京大法学部中退→塾講師アルバイト→先物取引会社→ITベンチャーに転職→破綻したその会社を借金して5000万で買う→発送代行会社設立→債権回収先で見つけたバイオディーゼルに惚れ込み日本植物燃料起業→資金枯渇、社員ゼロ、無収入に→友人に毎日500円もらってくらすヒモ生活→新規事業が上向き今という、とにかく豊富なエピソードをお持ちなのは想像がつきます。基本、面白そうかどうかで人生を選んで来ているとのこと。

上記のような経歴だけ見ると、破天荒で無茶苦茶なテンション高い方のような印象を受けますが、実際の合田さんにお会いすると、上記想像とは逆で、落ち着いて人あたりのよい方。でもチャレンジしていることや考えている視座、枠の大きさが大胆で面白い方です。

お金とものがたりの関係。

事業や製品を作る際に、かたちや作法のデザインのよりどころになるのはものがたりであって、そのものがたりを紡ぐことがデザインの本質であったりします。ものやアプリの外観や構造をデザインする以前に「ものがたりのデザイン」があって、実際私の仕事の領域でもそれがメインのプロジェクトもあるくらいです。

テンプル騎士団の財産証書化サービスから始まった為替のシステム。為替をはじめとしたお金のシステムそのものはものがたりなので目に見えない。みんなが信じれば新しいお金が回り出す。だからみんなが信じれるお金のものがたりをつくることで、世界のお金の仕組みは変えられるはずだと合田さんは本書で書いています。これこそ「ものがたりからのものづくり」ですね。

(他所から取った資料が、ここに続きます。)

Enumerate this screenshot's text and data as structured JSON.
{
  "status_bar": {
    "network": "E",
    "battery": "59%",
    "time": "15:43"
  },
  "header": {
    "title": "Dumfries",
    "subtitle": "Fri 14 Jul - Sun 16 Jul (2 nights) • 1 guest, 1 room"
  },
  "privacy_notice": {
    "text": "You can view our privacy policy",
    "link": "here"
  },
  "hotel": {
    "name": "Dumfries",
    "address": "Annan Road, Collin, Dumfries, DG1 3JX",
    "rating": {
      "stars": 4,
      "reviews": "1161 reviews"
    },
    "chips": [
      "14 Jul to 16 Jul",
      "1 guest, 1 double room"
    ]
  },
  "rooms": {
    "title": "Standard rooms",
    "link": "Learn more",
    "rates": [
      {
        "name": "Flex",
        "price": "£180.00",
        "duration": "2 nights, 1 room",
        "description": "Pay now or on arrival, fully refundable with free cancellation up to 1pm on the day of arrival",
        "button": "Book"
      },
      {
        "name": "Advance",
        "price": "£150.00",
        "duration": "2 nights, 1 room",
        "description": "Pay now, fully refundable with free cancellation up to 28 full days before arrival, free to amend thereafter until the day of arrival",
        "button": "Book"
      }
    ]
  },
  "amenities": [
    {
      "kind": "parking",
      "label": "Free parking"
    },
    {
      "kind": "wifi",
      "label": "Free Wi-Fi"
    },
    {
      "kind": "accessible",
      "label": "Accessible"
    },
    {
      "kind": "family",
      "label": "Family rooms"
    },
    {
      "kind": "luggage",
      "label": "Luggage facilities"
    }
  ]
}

最近でこそ与信や電子マネーやカードヒストリーが集団思い込みによって支えられていることを理解している人も増えてきました。ただ、お金はものがたりだから、ってスパッと言い切る人はあまりいないので面白いです。

お金と地域の未来の関係

上記の他にも、人の生活に溶け込むことで様々な人々の信用情報や生活情報をごそっと集めて、それを社会の発展に還元するという取り組みに関連するさまざまなビジネス展望や未来への視座、国ごとの事情によるリープフロッグと事業との関連性、モザンビークと日本の地方の共通性など、さまざまなトピックが書かれており、学びある、充実した一冊でした。